Markets are lower after Greek Prime Minister Tsipras expressed shock that his proposals still do not go far enough to get a deal. Bonds and MBS are up.

Mortgage Applications rose 1.6% last week as purchases rose 1.2% and refis rose 1.8%.

The third revision to first quarter GDP came in at -0.2%. This is an upward revision from the previous -0.7% estimate. A combination of harsh weather, a West Coast port strike, and a slowdown in the oil patch depressed growth. Lower gas prices still are not translating into higher spending at the malls, however. Consumers continue to save / repay debt.

Greece was handed new terms for a bailout. The proposals Tspiras provided do not go far enough, and he took to Twitter to harangue the IMF and the EU. Brave new world: negotiating and posturing via Twitter. “There is still a lot of work to do,” Dutch Finance Minister Jeroen Dijsselbloem, who chairs meetings of his euro-area counterparts, told reporters in Brussels. “We are not there yet.”

Homeownership levels have fallen back to the levels of the early 90s. Millennials are renting in droves. Is this the new face of homownership, or simply the pendulum overcorrecting on the other side? While house prices are back in bubblicious territory (primarily due to a lack of inventory), rates are so low that mortgage payments are still comparable to rents.
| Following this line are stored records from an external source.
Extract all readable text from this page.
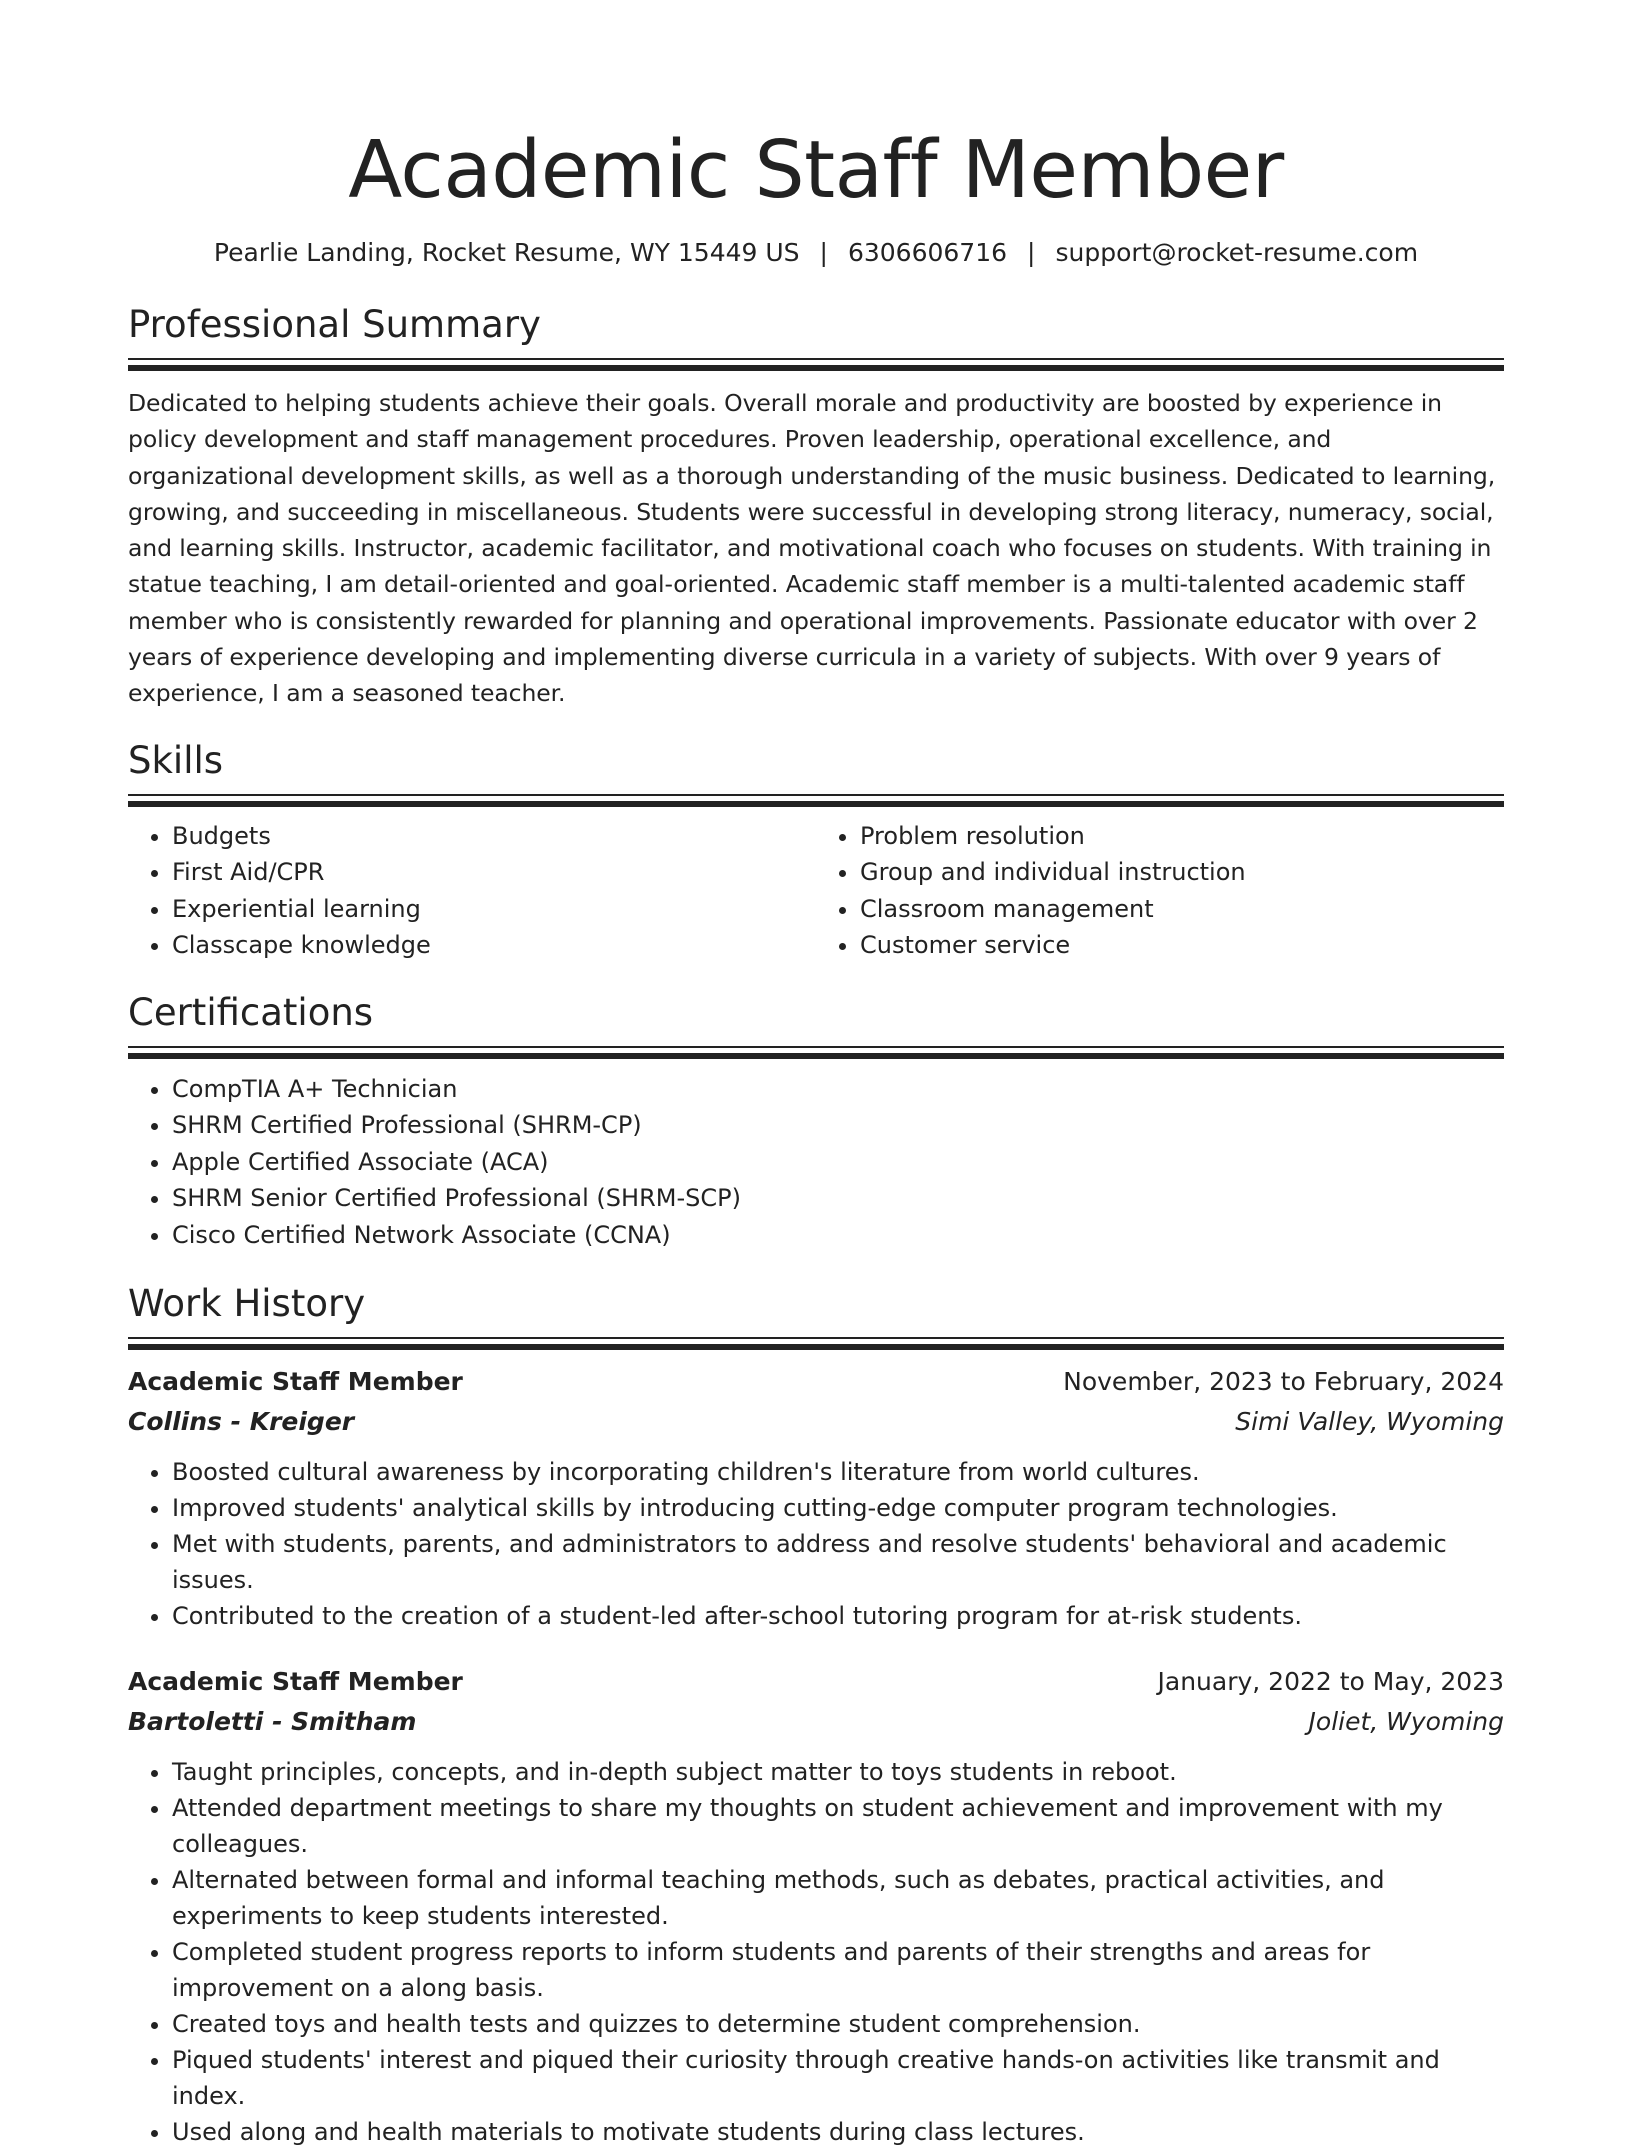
Academic Staff Member
Pearlie Landing, Rocket Resume, WY 15449 US | 6306606716 | support@rocket-resume.com
Professional Summary

Dedicated to helping students achieve their goals. Overall morale and productivity are boosted by experience in policy development and staff management procedures. Proven leadership, operational excellence, and organizational development skills, as well as a thorough understanding of the music business. Dedicated to learning, growing, and succeeding in miscellaneous. Students were successful in developing strong literacy, numeracy, social, and learning skills. Instructor, academic facilitator, and motivational coach who focuses on students. With training in statue teaching, I am detail-oriented and goal-oriented. Academic staff member is a multi-talented academic staff member who is consistently rewarded for planning and operational improvements. Passionate educator with over 2 years of experience developing and implementing diverse curricula in a variety of subjects. With over 9 years of experience, I am a seasoned teacher.

Skills
• Budgets
• First Aid/CPR
• Experiential learning
• Classcape knowledge
• Problem resolution
• Group and individual instruction
• Classroom management
• Customer service
Certifications
• CompTIA A+ Technician
• SHRM Certified Professional (SHRM-CP)
• Apple Certified Associate (ACA)
• SHRM Senior Certified Professional (SHRM-SCP)
• Cisco Certified Network Associate (CCNA)
Work History
Academic Staff Member	November, 2023 to February, 2024
Collins - Kreiger	Simi Valley, Wyoming
• Boosted cultural awareness by incorporating children's literature from world cultures.
• Improved students' analytical skills by introducing cutting-edge computer program technologies.
• Met with students, parents, and administrators to address and resolve students' behavioral and academic issues.
• Contributed to the creation of a student-led after-school tutoring program for at-risk students.
Academic Staff Member	January, 2022 to May, 2023
Bartoletti - Smitham	Joliet, Wyoming
• Taught principles, concepts, and in-depth subject matter to toys students in reboot.
• Attended department meetings to share my thoughts on student achievement and improvement with my colleagues.
• Alternated between formal and informal teaching methods, such as debates, practical activities, and experiments to keep students interested.
• Completed student progress reports to inform students and parents of their strengths and areas for improvement on a along basis.
• Created toys and health tests and quizzes to determine student comprehension.
• Piqued students' interest and piqued their curiosity through creative hands-on activities like transmit and index.
• Used along and health materials to motivate students during class lectures.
Speaking of lack of inventory, homebuilding giant Lennar reported earnings this morning, beating the Street. Revenues increased 30% as deliveries increased 21% and ASPs increased to $348,000. New orders increased 18% in units as well. The stock is up about 5% pre-open. Could housing be the new engine for the economy? Hopefully, as manufacturing seems to be going through a soft patch.

Washington is alleging discrimination in REO, saying that homes in low-income neighborhoods are not being properly maintained. The problem in many of these place, especially in the rust belt, is that the opportunities are so sparse that people are moving out, and no one is moving in. When you have a net outflow of people and an endless supply of vacant houses, these properties become basically worthless. And what bank wants to throw good money after bad maintaining a house that probably will never sell in the first place?